3. Kasar Rumah Sakit Tinggal


Karena pasien tidak pernah mengalami gejala sifat ini di masa lalu, dia dirawat di hari pertama
observasi dan perawatan simtomatik tanpa pengobatan psikotropika rutin yang dimulai. Berikut ini
Sehari, pasien membutuhkan bantuan penuh dari staf dengan aktivitas kesehariannya dan terus bersikap aneh
dan tidak masuk akal.
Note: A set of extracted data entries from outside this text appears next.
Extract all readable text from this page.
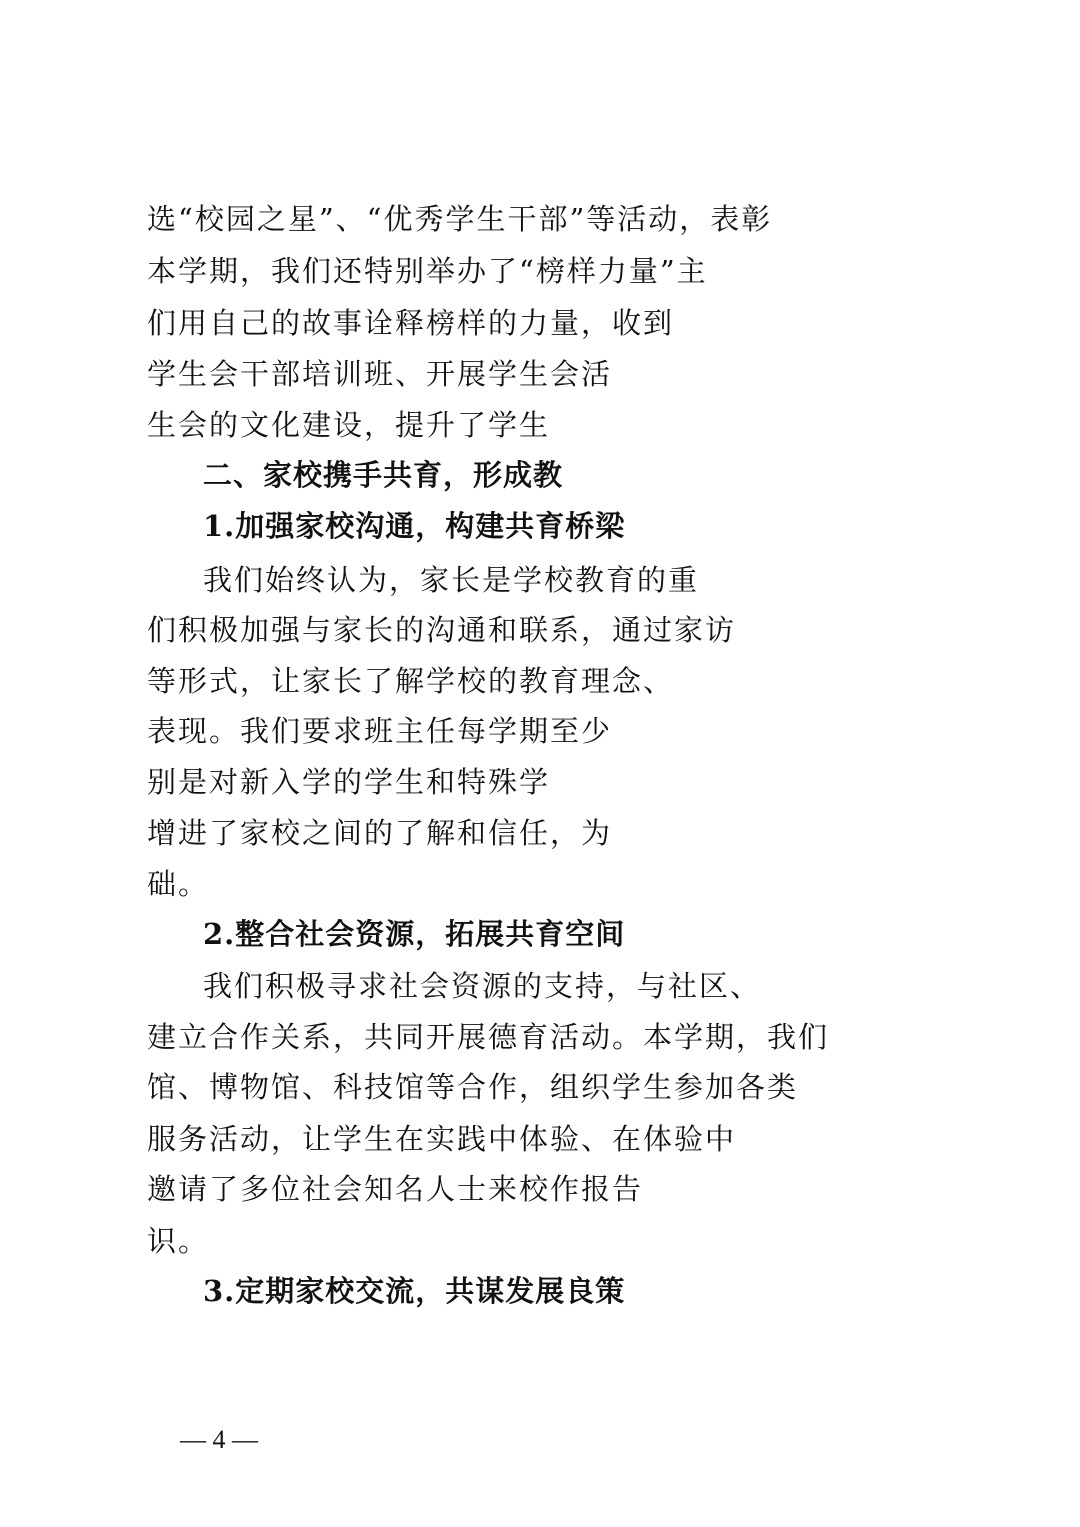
选“校园之星”、“优秀学生干部”等活动，表彰
本学期，我们还特别举办了“榜样力量”主
们用自己的故事诠释榜样的力量，收到
学生会干部培训班、开展学生会活
生会的文化建设，提升了学生
二、家校携手共育，形成教
1.加强家校沟通，构建共育桥梁
我们始终认为，家长是学校教育的重
们积极加强与家长的沟通和联系，通过家访
等形式，让家长了解学校的教育理念、
表现。我们要求班主任每学期至少
别是对新入学的学生和特殊学
增进了家校之间的了解和信任，为
础。
2.整合社会资源，拓展共育空间
我们积极寻求社会资源的支持，与社区、
建立合作关系，共同开展德育活动。本学期，我们
馆、博物馆、科技馆等合作，组织学生参加各类
服务活动，让学生在实践中体验、在体验中
邀请了多位社会知名人士来校作报告
识。
3.定期家校交流，共谋发展良策
— 4 —
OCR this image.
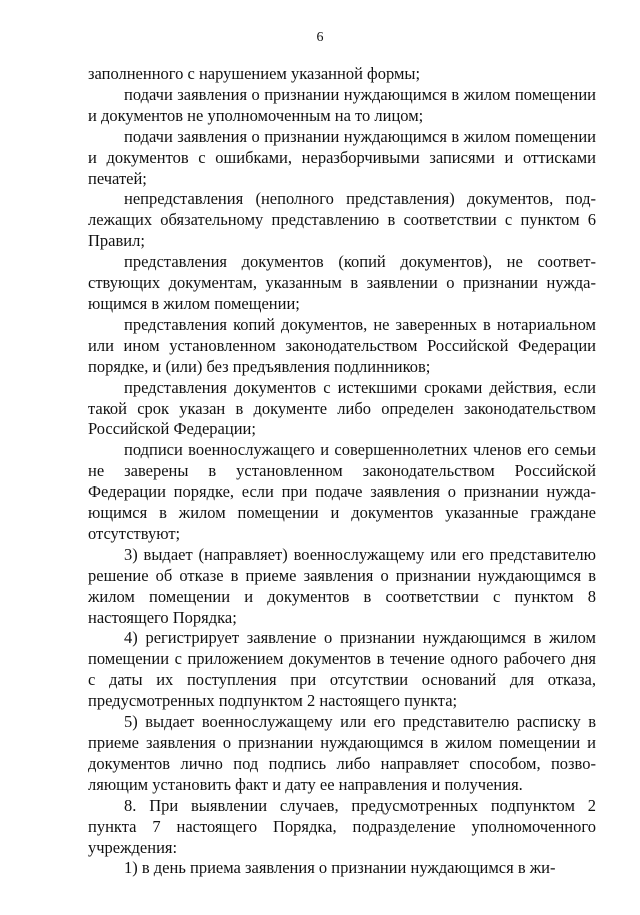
6

заполненного с нарушением указанной формы;

подачи заявления о признании нуждающимся в жилом помещении и документов не уполномоченным на то лицом;

подачи заявления о признании нуждающимся в жилом помещении и документов с ошибками, неразборчивыми записями и оттисками печатей;

непредставления (неполного представления) документов, подлежащих обязательному представлению в соответствии с пунктом 6 Правил;

представления документов (копий документов), не соответствующих документам, указанным в заявлении о признании нуждающимся в жилом помещении;

представления копий документов, не заверенных в нотариальном или ином установленном законодательством Российской Федерации порядке, и (или) без предъявления подлинников;

представления документов с истекшими сроками действия, если такой срок указан в документе либо определен законодательством Российской Федерации;

подписи военнослужащего и совершеннолетних членов его семьи не заверены в установленном законодательством Российской Федерации порядке, если при подаче заявления о признании нуждающимся в жилом помещении и документов указанные граждане отсутствуют;

3) выдает (направляет) военнослужащему или его представителю решение об отказе в приеме заявления о признании нуждающимся в жилом помещении и документов в соответствии с пунктом 8 настоящего Порядка;

4) регистрирует заявление о признании нуждающимся в жилом помещении с приложением документов в течение одного рабочего дня с даты их поступления при отсутствии оснований для отказа, предусмотренных подпунктом 2 настоящего пункта;

5) выдает военнослужащему или его представителю расписку в приеме заявления о признании нуждающимся в жилом помещении и документов лично под подпись либо направляет способом, позволяющим установить факт и дату ее направления и получения.

8. При выявлении случаев, предусмотренных подпунктом 2 пункта 7 настоящего Порядка, подразделение уполномоченного учреждения:

1) в день приема заявления о признании нуждающимся в жи-
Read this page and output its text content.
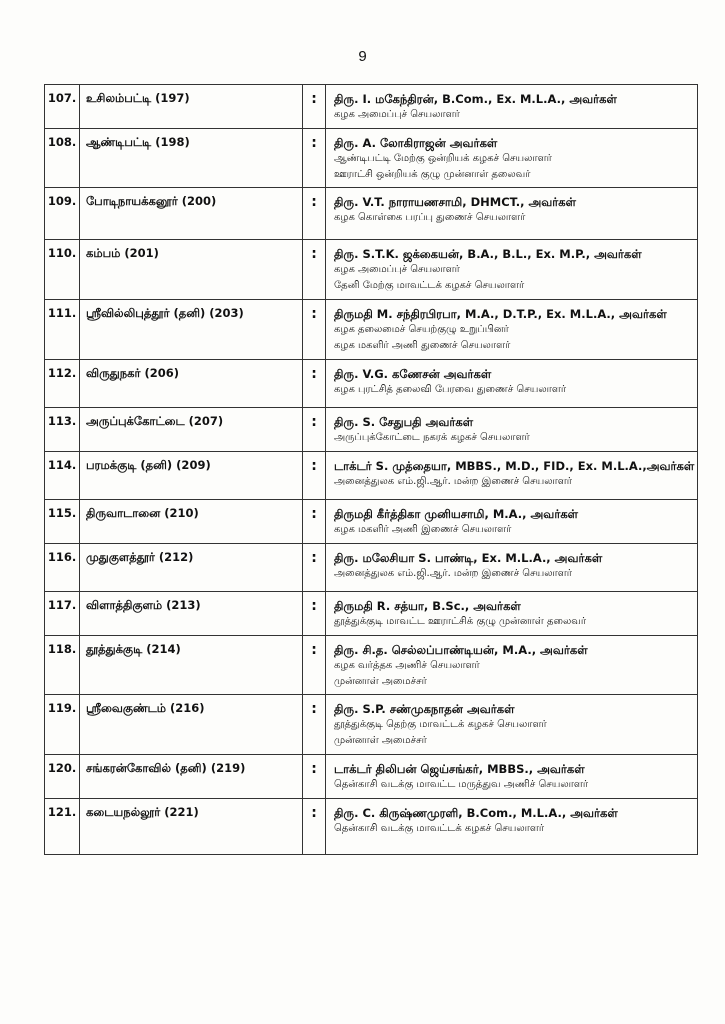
9
107.	உசிலம்பட்டி (197)	:	திரு. I. மகேந்திரன், B.Com., Ex. M.L.A., அவர்கள்
கழக அமைப்புச் செயலாளர்

108.	ஆண்டிபட்டி (198)	:	திரு. A. லோகிராஜன் அவர்கள்
ஆண்டிபட்டி மேற்கு ஒன்றியக் கழகச் செயலாளர்
ஊராட்சி ஒன்றியக் குழு முன்னாள் தலைவர்

109.	போடிநாயக்கனூர் (200)	:	திரு. V.T. நாராயணசாமி, DHMCT., அவர்கள்
கழக கொள்கை பரப்பு துணைச் செயலாளர்

110.	கம்பம் (201)	:	திரு. S.T.K. ஜக்கையன், B.A., B.L., Ex. M.P., அவர்கள்
கழக அமைப்புச் செயலாளர்
தேனி மேற்கு மாவட்டக் கழகச் செயலாளர்

111.	ஸ்ரீவில்லிபுத்தூர் (தனி) (203)	:	திருமதி M. சந்திரபிரபா, M.A., D.T.P., Ex. M.L.A., அவர்கள்
கழக தலைமைச் செயற்குழு உறுப்பினர்
கழக மகளிர் அணி துணைச் செயலாளர்

112.	விருதுநகர் (206)	:	திரு. V.G. கணேசன் அவர்கள்
கழக புரட்சித் தலைவி பேரவை துணைச் செயலாளர்

113.	அருப்புக்கோட்டை (207)	:	திரு. S. சேதுபதி அவர்கள்
அருப்புக்கோட்டை நகரக் கழகச் செயலாளர்

114.	பரமக்குடி (தனி) (209)	:	டாக்டர் S. முத்தையா, MBBS., M.D., FID., Ex. M.L.A.,அவர்கள்
அனைத்துலக எம்.ஜி.ஆர். மன்ற இணைச் செயலாளர்

115.	திருவாடானை (210)	:	திருமதி கீர்த்திகா முனியசாமி, M.A., அவர்கள்
கழக மகளிர் அணி இணைச் செயலாளர்

116.	முதுகுளத்தூர் (212)	:	திரு. மலேசியா S. பாண்டி, Ex. M.L.A., அவர்கள்
அனைத்துலக எம்.ஜி.ஆர். மன்ற இணைச் செயலாளர்

117.	விளாத்திகுளம் (213)	:	திருமதி R. சத்யா, B.Sc., அவர்கள்
தூத்துக்குடி மாவட்ட ஊராட்சிக் குழு முன்னாள் தலைவர்

118.	தூத்துக்குடி (214)	:	திரு. சி.த. செல்லப்பாண்டியன், M.A., அவர்கள்
கழக வர்த்தக அணிச் செயலாளர்
முன்னாள் அமைச்சர்

119.	ஸ்ரீவைகுண்டம் (216)	:	திரு. S.P. சண்முகநாதன் அவர்கள்
தூத்துக்குடி தெற்கு மாவட்டக் கழகச் செயலாளர்
முன்னாள் அமைச்சர்

120.	சங்கரன்கோவில் (தனி) (219)	:	டாக்டர் திலிபன் ஜெய்சங்கர், MBBS., அவர்கள்
தென்காசி வடக்கு மாவட்ட மருத்துவ அணிச் செயலாளர்

121.	கடையநல்லூர் (221)	:	திரு. C. கிருஷ்ணமுரளி, B.Com., M.L.A., அவர்கள்
தென்காசி வடக்கு மாவட்டக் கழகச் செயலாளர்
Meski tidak dapat sepenuhnya berkomunikasi karena proses pemikirannya yang berubah, dia
mengatakan bahwa dia mungkin akan melakukannya
telah diberi Flakka oleh seorang "teman." CT scan nonkontras kepala diperintahkan untuk menyingkirkan sebab-sebab
organik,
yang kembali negatif Gejala serupa terus terlihat pada hari ketiga di rumah sakit, dimana pasien
tetap aneh, tidak teratur, dan psikotik, mengulangi ungkapan "Terima kasih, terima kasih Yesus." Dia kembali menyebutkan
bahwa dia mungkin telah membawa Flakka namun tetap tidak jelas tentang insiden tersebut. Karena pasien menerima
Olanzapine intramuskular
dan Lorazepam berkali-kali sejak dirawat, dianggap pantas memulai pasien pada jadwal
Olanzapine untuk menargetkan gejalanya. Pada hari kelima, pasien mengonsumsi Olanzapine 10 mg dua kali sehari secara
rutin
dengan Lorazepam setiap empat jam sesuai kebutuhan untuk agitasi. Akhirnya, pada hari ke enam, pasien menjadi
koheren, waspada dan
berorientasi pada orang, tempat, waktu, dan situasi, dan mampu menyelesaikan aktivitas pemberian susu. Terkena rasa
agak terbatas dan terkadang diperlukan pengalihan dan instruksi untuk menyelesaikan tugas. Ketika ditanya tentang gejala
selama seminggu terakhir, dia menggambarkan sebuah kejadian yang terjadi di sekolah pada hari sebelum dirawat di
rumah sakit. Dia mengklaim bahwa sekelompok "teman "nya menekannya untuk mencoba Flakka bersama mereka.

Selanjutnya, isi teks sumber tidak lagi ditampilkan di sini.